-1

Original Post = Remove duplicates from json data

This is only my second post. I didnt have enough points to comment my question on the original post...So here I am.

Andy Hayden makes a great point - "Also, those aren't really duplicates... – Andy Hayden"

My question is just that situation... How can you remove duplicates from a json file but by matching against more than 1 key in the json file?

Here is the original example: (it was pointed out that it is not a valid json)

{
  {obj_id: 123,
    location: {
      x: 123,
      y: 323,
  },
  {obj_id: 13,
    location: {
      x: 23,
      y: 333,
  },
 {obj_id: 123,
    location: {
      x: 122,
      y: 133,
  },
}

My case is very similar to this example except In my case, it would keep all these because the x and y values of obj_id are unique, however if x and y were the same than one would be removed from json file.

All the examples I have found only kick out ones based on only one key match..

I don't know if it matters, but the keys that I need to match against are "Company Name" , "First Name", and "Last Name" (it is a 100k plus line json of companies and contacts - there are times when the same person is a contact of multiple companies which is why I need to match against multiple keys)

Thanks.

martineau
  • 119,623
  • 25
  • 170
  • 301
Jbigger
  • 11
  • 4
  • All the keys in a dictionary must be unique, so there's not way to for `json.load()` or `json.loads()` to return one that has has values with duplicate keys.
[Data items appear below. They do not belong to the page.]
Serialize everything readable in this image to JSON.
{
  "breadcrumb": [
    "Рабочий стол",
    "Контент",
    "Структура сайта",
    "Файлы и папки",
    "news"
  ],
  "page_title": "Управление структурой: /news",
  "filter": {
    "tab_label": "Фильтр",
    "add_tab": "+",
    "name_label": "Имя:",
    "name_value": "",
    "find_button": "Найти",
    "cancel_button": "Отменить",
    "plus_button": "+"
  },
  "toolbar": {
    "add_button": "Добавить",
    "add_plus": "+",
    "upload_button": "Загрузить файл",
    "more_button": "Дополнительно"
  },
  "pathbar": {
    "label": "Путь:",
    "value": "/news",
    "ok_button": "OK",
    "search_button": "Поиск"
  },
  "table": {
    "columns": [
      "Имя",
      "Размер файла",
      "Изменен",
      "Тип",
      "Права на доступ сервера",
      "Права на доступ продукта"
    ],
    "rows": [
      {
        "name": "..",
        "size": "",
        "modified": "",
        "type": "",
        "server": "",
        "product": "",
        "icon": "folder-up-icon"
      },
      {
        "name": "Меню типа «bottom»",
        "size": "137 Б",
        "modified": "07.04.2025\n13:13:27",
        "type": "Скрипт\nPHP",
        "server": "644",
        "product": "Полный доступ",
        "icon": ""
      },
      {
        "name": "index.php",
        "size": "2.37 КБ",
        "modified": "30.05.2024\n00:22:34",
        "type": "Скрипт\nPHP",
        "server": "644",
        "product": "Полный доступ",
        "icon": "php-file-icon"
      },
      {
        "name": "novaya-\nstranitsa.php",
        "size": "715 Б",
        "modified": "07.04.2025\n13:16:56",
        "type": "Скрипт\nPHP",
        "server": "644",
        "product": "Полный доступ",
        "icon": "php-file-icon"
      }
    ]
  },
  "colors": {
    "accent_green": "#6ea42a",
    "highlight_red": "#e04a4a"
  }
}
It's one of the differences between Python dictionaries and JSON objects. Would getting a `list` of the objects be useful, because that might be possible. – martineau Mar 22 '18 at 19:06
  • @martineau That is true, but JSON allows `arrays` (or `lists` in Python), that *can* have duplicates... consider: `json.loads("[1,2,3,1,1]")` – Joe Iddon Mar 22 '18 at 19:10
  • @Joe: I know that...which why I asked whether getting the objects in a `list` (aka JSON array) would be acceptable to them in my comment. – martineau Mar 22 '18 at 19:14
  • @martineau Sorry but I am unsure what you mean... the OP gives an example of the input data, *as a list or objects*. – Joe Iddon Mar 22 '18 at 19:16
  • Joe:It was a dictionary of dictionaries when I posted my comment(s), but now @MushroomMauLa has changed it (which I don't think is what the OP intended, so I'm going to roll-back his/her changes). – martineau Mar 22 '18 at 20:16
  • @martineau Let's be honest, as it stands, this question is extremely unclear – Joe Iddon Mar 22 '18 at 21:23
  • @joe: Then everyone should just cool their jets and wait until the OP's online again and has had a chance to respond. – martineau Mar 22 '18 at 21:48
  • Does this answer your question? [Remove duplicates from json data](https://stackoverflow.com/questions/17076345/remove-duplicates-from-json-data) – Alireza Abdi Aug 22 '22 at 15:20

1 Answers1

1

I hope this does what you are looking for (It only checks if First and Last Name are different)

raw_data = [
        {
            "Company":123,
            "Person":{
                "First Name":123,
                "Last Name":323
            }
        },
        {
            "Company":13,
            "Person":{
                "First Name":123,
                "Last Name":323
            }
        },
        {
            "Company":123,
            "Person":{
                "First Name":122,
                "Last Name":133
            }
        }
    ]

unique = []
for company in raw_data:
    if all(unique_comp["Person"] != company["Person"] for unique_comp in unique):
        unique.append(company)

print(unique)

#>>> [{'Company': 123, 'Person': {'First Name': 123, 'Last Name': 323}}, {'Company': 123, 'Person': {'First Name': 122, 'Last Name': 133}}]
optimalic
  • 511
  • 3
  • 17